Hogan Lovells 2024 Election Impact and Congressional Outlook Report
L’arrêt rendu par la Cour d’appel de Paris le 22 avril 2025 dans le cadre d’un recours contestant la scission de Vivendi en quatre entités est d’une grande importance pour les praticiens du droit financier et du droit des sociétés. Il prend position sur les pouvoirs et les devoirs de l’AMF dans le cadre de l’appréciation d’une scission au regard des dispositions de l’article 236-6 du RG AMF concernant l’offre publique de retrait obligatoire (OPRO) et sur la caractérisation de la notion de contrôle de fait, au sens de l’article L. 233-3, I, 3° du Code de commerce. La situation originale créée par l’arrêt, intervenant après la réalisation de la scission, suscite des interrogations et invite à réfléchir à l’instauration de nouveaux mécanismes spécifiques sur l’appréciation du contrôle et la suspension d’une opération en cas de contestation.
L’arrêt rendu par la Cour d’appel de Paris le 22 avril 2025 (l’Arrêt), statuant sur le recours formé par un actionnaire minoritaire contre la décision de l’Autorité des marchés financiers (AMF) écartant l’application de l’article 236-6 du Règlement général de l’AMF au sujet de la scission de Vivendi, a retenu à juste titre l’attention de la grande presse. Celle-ci a souligné qu’il s’agissait d’un arrêt historique tant il est rare que la Cour d’appel de Paris remette en cause en matière d’offre publique d’acquisition les décisions du régulateur boursier qu’est l’AMF. A cet égard, l’Arrêt est d’autant plus original qu’il ne désavoue pas seulement l’analyse de l’AMF mais sanctionne l’absence de toute motivation de la décision de son Collège l’ayant conduit à considérer que Bolloré SE ne contrôle pas Vivendi pour exclure l’application de l’article 236-6 du RG AMF à la scission de cette société, qui était sollicitée par un actionnaire très minoritaire (fonds d’investissement CIAM). Au titre des éléments de contexte, il convient de relever qu’après la décision du Collège de l’AMF du 13 novembre 2024, la scission de Vivendi en quatre entités a été très largement approuvée par l’assemblée générale de ses actionnaires (à plus de 97,5 %) qui s’est tenue le 9 décembre 2024 et a été effectivement réalisée.

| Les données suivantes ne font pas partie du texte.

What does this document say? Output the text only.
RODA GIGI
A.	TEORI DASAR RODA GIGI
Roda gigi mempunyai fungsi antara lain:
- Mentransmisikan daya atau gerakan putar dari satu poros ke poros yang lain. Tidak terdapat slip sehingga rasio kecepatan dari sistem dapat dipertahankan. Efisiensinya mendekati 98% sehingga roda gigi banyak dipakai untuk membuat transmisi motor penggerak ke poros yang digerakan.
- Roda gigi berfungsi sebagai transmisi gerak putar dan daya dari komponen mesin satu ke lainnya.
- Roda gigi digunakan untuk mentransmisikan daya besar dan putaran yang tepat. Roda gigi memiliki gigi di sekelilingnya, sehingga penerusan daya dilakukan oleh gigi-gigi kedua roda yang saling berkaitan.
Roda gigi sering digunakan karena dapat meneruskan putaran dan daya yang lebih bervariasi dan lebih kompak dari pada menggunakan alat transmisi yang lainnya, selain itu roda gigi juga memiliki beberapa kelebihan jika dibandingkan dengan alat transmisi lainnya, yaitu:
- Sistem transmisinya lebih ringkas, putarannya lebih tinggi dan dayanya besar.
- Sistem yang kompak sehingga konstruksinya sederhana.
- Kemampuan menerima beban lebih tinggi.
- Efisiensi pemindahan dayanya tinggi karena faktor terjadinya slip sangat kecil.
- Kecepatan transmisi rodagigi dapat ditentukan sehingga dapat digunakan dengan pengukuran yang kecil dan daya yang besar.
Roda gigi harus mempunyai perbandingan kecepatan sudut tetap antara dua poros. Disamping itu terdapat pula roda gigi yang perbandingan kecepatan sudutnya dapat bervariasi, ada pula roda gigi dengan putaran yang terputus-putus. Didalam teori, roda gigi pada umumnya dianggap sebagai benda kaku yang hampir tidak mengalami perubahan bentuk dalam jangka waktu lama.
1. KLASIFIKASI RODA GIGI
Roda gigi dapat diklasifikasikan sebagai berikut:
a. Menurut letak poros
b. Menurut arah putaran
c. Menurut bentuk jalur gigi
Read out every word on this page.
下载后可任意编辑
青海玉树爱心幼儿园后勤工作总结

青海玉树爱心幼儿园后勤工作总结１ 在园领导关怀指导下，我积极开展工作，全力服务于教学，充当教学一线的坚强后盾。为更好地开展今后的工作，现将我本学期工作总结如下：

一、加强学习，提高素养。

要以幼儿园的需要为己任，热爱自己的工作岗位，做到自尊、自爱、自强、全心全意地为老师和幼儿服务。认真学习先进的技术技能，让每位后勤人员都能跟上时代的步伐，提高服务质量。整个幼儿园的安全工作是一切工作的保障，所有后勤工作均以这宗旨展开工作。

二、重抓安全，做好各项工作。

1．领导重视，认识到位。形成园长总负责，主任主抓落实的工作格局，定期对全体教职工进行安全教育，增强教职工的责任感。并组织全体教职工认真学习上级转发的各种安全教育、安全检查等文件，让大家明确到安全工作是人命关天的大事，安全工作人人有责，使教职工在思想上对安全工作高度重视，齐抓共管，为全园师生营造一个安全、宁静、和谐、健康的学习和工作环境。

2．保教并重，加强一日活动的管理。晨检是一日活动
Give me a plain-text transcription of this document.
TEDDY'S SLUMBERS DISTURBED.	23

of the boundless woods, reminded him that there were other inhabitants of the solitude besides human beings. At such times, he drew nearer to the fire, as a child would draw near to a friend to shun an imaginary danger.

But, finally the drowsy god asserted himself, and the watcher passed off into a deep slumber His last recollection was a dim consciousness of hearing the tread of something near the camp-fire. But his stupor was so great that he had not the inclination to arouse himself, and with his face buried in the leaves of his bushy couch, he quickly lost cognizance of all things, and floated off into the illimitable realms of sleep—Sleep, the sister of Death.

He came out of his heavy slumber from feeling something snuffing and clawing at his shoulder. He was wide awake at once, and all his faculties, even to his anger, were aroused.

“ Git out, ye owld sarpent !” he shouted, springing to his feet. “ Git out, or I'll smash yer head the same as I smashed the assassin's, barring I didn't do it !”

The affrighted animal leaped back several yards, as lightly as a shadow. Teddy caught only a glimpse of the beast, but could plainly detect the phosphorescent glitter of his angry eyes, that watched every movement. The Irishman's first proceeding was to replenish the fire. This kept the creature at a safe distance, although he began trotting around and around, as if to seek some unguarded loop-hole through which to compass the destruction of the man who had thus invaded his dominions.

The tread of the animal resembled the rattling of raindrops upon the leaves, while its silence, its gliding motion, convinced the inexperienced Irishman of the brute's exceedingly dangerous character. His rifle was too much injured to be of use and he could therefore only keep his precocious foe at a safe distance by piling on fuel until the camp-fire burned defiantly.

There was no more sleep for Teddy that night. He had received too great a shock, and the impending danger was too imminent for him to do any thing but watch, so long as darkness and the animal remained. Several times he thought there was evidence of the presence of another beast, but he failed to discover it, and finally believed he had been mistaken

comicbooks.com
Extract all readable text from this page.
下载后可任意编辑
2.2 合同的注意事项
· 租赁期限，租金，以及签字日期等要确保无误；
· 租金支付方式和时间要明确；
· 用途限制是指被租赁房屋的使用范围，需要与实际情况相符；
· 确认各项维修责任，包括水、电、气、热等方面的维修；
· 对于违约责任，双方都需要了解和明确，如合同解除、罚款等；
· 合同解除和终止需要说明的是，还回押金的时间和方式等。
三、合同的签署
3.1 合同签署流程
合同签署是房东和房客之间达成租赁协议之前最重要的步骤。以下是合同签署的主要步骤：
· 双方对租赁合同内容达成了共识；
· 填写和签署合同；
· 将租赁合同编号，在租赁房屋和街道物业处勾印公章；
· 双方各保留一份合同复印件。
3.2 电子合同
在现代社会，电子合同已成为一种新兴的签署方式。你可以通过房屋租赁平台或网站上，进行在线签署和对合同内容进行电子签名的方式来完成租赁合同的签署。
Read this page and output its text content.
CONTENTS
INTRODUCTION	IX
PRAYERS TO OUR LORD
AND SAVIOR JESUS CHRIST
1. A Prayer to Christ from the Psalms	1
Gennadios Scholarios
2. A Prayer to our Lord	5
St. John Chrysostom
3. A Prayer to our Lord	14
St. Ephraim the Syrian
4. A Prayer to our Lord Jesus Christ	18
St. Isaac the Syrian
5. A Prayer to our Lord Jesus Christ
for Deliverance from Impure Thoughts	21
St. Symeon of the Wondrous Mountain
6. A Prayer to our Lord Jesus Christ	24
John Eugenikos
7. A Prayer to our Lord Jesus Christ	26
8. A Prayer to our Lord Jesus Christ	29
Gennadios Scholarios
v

Les apports de l’Arrêt, très longuement et remarquablement motivé (38 pages et 212 paragraphes), sont d’inégale importance ; ils ne peuvent guère susciter de critiques sur certains points mais peuvent sans doute davantage prêter à discussion sur d’autres, et en particulier sur la caractérisation du contrôle de fait (article L. 233-3, I, 3° du Code de commerce) qui serait exercé par Vincent Bolloré et Bolloré SE sur Vivendi. Dans le cadre de cette brève analyse de l’Arrêt, seules seront présentées les conditions d’application de l’offre publique de retrait obligatoire (OPRO) prévues par l’article 236-6 du RG AMF (I) et la reconnaissance du contrôle de fait sur Vivendi (II).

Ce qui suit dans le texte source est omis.